Было в Антонии нечто и самому не до конца понятное, трепетное, порой возвышающее над земным миром, а то вдруг опускающее на самое дно, где темно и жутко, и плакать хочется, и выстанывать жалостливые, невесть в какую пору привлеченные в его сознание слова. Впрочем, к словам, даже греющим душу, он относился спокойно, с некоторой отстраненностью, точно бы они, хотя исходили от его природной сути, не принадлежали ему; мир он воспринимал какими-то иными чувствами, были те чувства всеобъемлющи и уводили в зримые только им пространства. И он путешествовал по ним, безбрежным, и дивовался, и хотел бы что-то понять в них, но всякий раз они ускользали. И, если по первости он огорчался, то в последнее время, привыкнув к такому непостоянству, смирился, и, когда бы вдруг случилось так, что они стали бы понятны, он наверняка растерялся бы, потому что тогда возникла бы необходимость поменять в себе. А он не хотел этого.

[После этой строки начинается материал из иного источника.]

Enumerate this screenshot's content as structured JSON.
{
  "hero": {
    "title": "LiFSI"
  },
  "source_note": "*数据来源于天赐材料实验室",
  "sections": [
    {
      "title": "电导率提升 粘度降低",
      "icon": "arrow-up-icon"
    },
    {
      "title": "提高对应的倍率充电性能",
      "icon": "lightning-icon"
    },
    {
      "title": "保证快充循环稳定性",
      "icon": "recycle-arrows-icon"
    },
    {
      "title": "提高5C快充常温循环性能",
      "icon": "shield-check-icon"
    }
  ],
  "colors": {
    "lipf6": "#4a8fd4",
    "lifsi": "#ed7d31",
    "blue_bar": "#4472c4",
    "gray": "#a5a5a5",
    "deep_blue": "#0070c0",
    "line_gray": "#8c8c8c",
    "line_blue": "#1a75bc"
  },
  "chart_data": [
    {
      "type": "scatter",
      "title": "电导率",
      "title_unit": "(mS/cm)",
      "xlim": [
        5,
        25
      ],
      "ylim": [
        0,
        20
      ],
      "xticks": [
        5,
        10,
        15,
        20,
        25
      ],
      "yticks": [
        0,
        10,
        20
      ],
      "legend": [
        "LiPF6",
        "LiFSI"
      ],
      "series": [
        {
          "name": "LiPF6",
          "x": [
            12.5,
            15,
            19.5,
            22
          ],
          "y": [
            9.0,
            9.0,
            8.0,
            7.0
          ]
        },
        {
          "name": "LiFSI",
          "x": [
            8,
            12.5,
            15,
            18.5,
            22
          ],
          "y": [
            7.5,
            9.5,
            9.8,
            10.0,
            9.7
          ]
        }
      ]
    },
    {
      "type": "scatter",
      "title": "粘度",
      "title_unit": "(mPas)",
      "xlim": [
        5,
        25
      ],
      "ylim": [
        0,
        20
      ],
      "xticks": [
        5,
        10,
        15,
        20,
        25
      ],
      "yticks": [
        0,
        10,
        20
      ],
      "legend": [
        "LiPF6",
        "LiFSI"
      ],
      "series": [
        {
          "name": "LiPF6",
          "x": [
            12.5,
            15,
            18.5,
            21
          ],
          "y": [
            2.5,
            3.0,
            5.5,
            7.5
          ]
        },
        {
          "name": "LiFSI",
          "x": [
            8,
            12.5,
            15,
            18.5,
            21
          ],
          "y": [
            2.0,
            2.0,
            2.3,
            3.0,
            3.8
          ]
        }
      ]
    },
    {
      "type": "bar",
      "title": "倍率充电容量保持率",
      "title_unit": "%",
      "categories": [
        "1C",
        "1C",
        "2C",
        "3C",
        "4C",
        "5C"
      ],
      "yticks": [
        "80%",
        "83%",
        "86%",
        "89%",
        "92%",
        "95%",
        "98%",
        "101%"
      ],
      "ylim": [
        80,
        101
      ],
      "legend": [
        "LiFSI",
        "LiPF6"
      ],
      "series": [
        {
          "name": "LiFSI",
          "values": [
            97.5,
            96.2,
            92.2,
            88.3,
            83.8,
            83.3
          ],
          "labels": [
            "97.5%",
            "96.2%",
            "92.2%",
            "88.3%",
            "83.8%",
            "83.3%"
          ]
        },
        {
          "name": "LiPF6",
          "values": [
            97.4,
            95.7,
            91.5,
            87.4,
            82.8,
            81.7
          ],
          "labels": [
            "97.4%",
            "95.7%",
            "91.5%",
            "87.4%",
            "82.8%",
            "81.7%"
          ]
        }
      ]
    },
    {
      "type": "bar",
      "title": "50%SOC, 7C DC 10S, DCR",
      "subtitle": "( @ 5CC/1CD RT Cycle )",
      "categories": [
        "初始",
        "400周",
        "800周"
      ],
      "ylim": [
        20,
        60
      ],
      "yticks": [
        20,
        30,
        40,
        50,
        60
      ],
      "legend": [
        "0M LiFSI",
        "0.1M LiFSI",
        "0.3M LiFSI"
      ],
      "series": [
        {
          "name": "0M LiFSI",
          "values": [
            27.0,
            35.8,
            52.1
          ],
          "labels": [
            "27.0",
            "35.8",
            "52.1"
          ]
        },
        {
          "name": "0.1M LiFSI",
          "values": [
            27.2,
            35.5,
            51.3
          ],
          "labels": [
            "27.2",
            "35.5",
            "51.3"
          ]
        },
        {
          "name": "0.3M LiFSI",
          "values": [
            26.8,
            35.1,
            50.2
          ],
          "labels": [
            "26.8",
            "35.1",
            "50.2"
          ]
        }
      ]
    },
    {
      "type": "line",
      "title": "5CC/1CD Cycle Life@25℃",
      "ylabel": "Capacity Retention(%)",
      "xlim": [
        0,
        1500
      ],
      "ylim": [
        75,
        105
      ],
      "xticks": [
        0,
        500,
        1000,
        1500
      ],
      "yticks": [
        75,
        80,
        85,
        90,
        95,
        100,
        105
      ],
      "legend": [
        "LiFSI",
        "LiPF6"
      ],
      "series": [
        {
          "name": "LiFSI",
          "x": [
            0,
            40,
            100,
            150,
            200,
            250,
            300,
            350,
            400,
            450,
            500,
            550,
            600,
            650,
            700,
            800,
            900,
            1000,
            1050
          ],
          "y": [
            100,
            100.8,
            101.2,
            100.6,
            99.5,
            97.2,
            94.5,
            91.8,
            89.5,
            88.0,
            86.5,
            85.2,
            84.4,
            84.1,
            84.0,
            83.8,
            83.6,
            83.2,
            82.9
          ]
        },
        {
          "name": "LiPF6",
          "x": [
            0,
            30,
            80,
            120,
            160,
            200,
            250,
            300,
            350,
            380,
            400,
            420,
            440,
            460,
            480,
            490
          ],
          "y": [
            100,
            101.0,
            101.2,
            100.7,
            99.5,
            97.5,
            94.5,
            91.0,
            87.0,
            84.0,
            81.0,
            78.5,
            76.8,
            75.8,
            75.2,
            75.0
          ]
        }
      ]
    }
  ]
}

Антоний не помнил, когда ступил на тропу странствий, не знал, почему ходит по одним и тем же местам, примыкающим к священному сибирскому морю, забредает в одни и те же селения, видит одних и тех же людей, уже привыкших к его забродам, принимающих его с участием, но нередко прогоняющих со двора, как будто он способен сотворить зло. Но нет, нет… Всяк сущий в мире брат ему и сестра, он не обидит и малой птахи, еще не поднявшейся на крыло, а коль увидит учиняющих обиду кому-либо, то и воскликнет в великом удивлении: «Господи, Господи, останови руку, зло сеющую!»
Антоний как бы принадлежал не только своей земной сути, а и небесной. Кое-кто из людского племени замечал это и со вниманием вглядывался в худое, посеченное ветрами, обожженное солнечными лучами лицо его, на котором одни глаза только и жили, большие, ясные, как бы утаивающие нечто от пространственной сути, а потом отходили в смущении, крестясь истово:
— Свят! Свят!..
Не сказать, чтобы Антоний сторонился людей, понимая про свою природу, он мог с кем-то поговорить, посочувствовать кому-то, но все это с легкой настороженностью, о сущности которой и сам не знал; он замыкался в себе, если кто-то начинал жаловаться на судьбу, как будто она не дана ему свыше, как будто при желании тут можно поменять. Что-то подсказывало ему, что всякая перемена в жизни есть лишь начало еще большей непасти, и она придет, и обрушится, и уж не совладать с нею. Иль солнце не движется по кругу? Иль не возрастает трава в одну и ту же пору, чтобы время спустя увянуть? Иль ветры надламываются в своем извечном движении? Да, Антоний не помнил, когда ступил на тропу странствий и, коль скоро не менял этой тропы, не отступал от нее, то не потому, что делал так намеренно, а по другой причине, предопределенной свыше. Случалось, когда нападала сладкая дрема, и он отторгался от ближнего мира и духом возносился к небесным далям, то и спрашивал у Всевышнего, как если бы тот был рядом с ним: «Отчего так?..» Но спрашивал легко, без душевного подвига, и потому не ждал ответа, принимая все, что отпущено ему, с покорностью, тем более естественной, что она исходила от его сердечной сущности. Одно только он делал едва ли не осознанно: он не забредал и в малые города, которые оказывались на пути, точно бы понимая, что там его ждет погибель. Благо, поступать так было несложно: немного городов на байкальском обережье, да и те, что еще держались, скорее всего, доживали остатние дни. Антоний принимал сущее безропотно, не стремясь ничего стронуть с места, если даже на сердце зарождалась опаска и нашептывала: вот тут надо свернуть с пути, укрыться в ближней рощице, благо, она чуть отстранена от таежного неуглядья, и вся на свету, лапушка, пойди туда и приляг на землю, ощути запах теплых трав. Но он не поступит так, влекомый собственной сутью, и продолжит путь до того места, где в прошлый раз ему повстречалась ватага лиходеев и увела в лесную глушь, и там, улюлюкая и хохоча, долго била его. Среди лиходеев, сходных друг с другом безумной ошалелостью в глазах, выделялся некто рыжий, с могучей грудью, прихрамывающий на левую ногу, но не так, чтобы откровенно угадываемо, а как бы нечаянно замечаемо, прозваньем Секач, так этот рыжий особенно не взлюбил Антония, и, когда сотоварищи его, притомясь, отходили в сторону, он все нависал над поверженным Антонием, шепчущим солоно пахнущими губами: «Господи! Господи! Прости им грехи их! Не ведают, творят!»